Je suis tombé par hasard sur un arrêt de la Cour d’appel d’Aix-en-Provence particulièrement complet sur la question du tatouage, quand on est salarié [1].

Les faits sont les suivants : un chauffeur ambulancier arrive un jour au travail avec des tatouages. Il s’était fait graver des lettres sur les doigts, ainsi qu’un beau dragon sur le cou.

L’employeur licencie le salarié tatoué, pour faute simple, puis se fait condamner pour licenciement discriminatoire.

La Cour n’a fait qu’utiliser des règles et des raisonnements, qui peuvent s’appliquer à n’importe quelle autre situation dans laquelle un salarié se ferait tatouer.

L’article L1132-1 du Code du travail prohibe les discriminations en raison de l’apparence physique.
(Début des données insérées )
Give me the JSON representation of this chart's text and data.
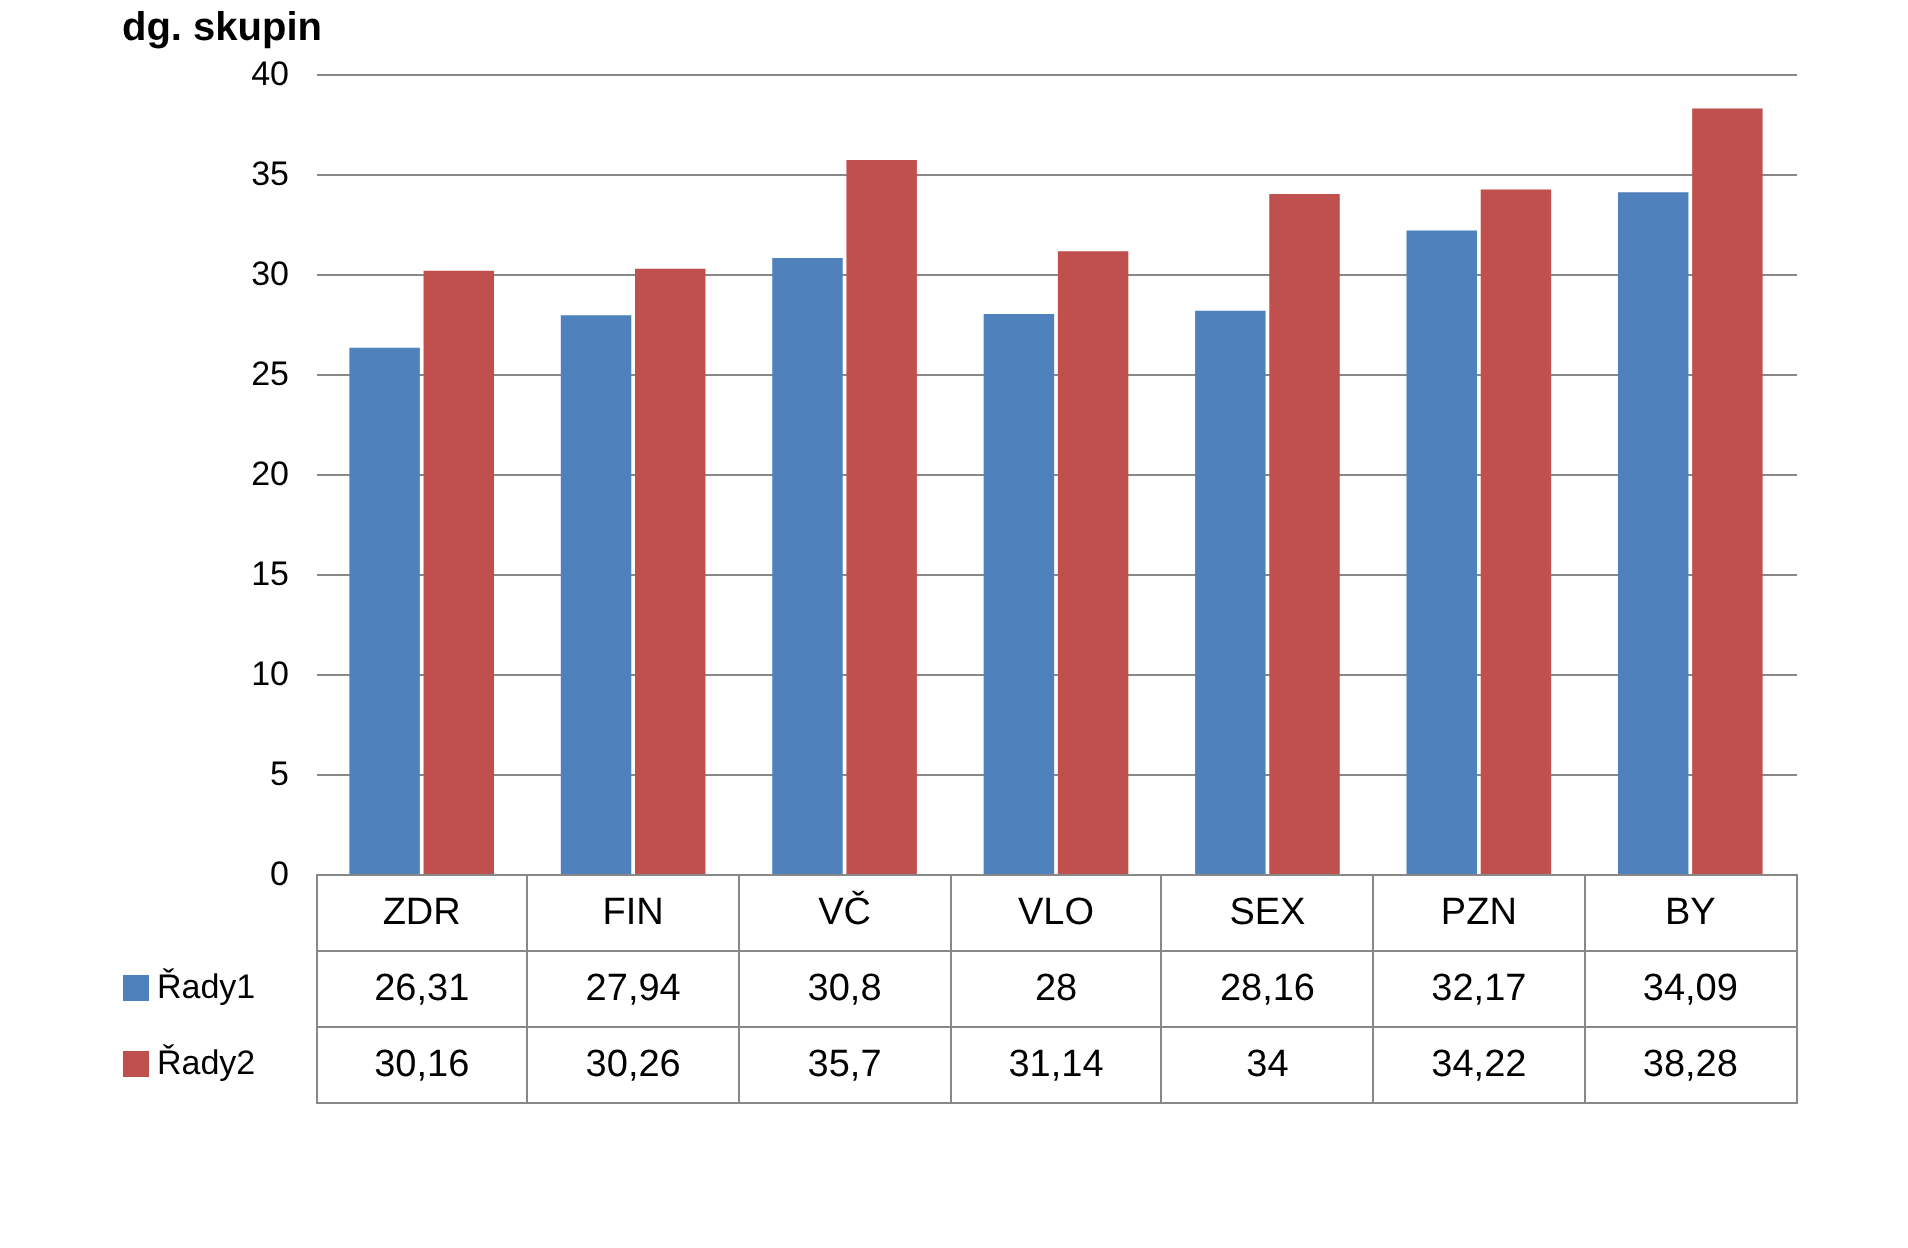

Si cette prohibition n’interdit pas toute différence de traitement, c’est à la condition de démontrer une exigence professionnelle essentielle, déterminante et proportionnée et un objectif légitime.

L’apparence physique peut être définie comme l’ensemble des caractéristiques physiques et des attributs visibles propres à une personne.

Or, le tatouage fait partie intégrante de l’apparence physique, puisqu’il s’agit de se faire injecter de l’encre dans la peau, afin de former un dessin ou un message.

Le tatouage d’un salarié est donc fortement protégé en droit du travail.

Plus qu’on ne le croit.

Il faut aussi préciser que porter atteinte à la liberté d’un salarié de se tatouer, c’est porter atteinte à son droit à la vie privée ainsi qu’à son droit de disposer de son corps.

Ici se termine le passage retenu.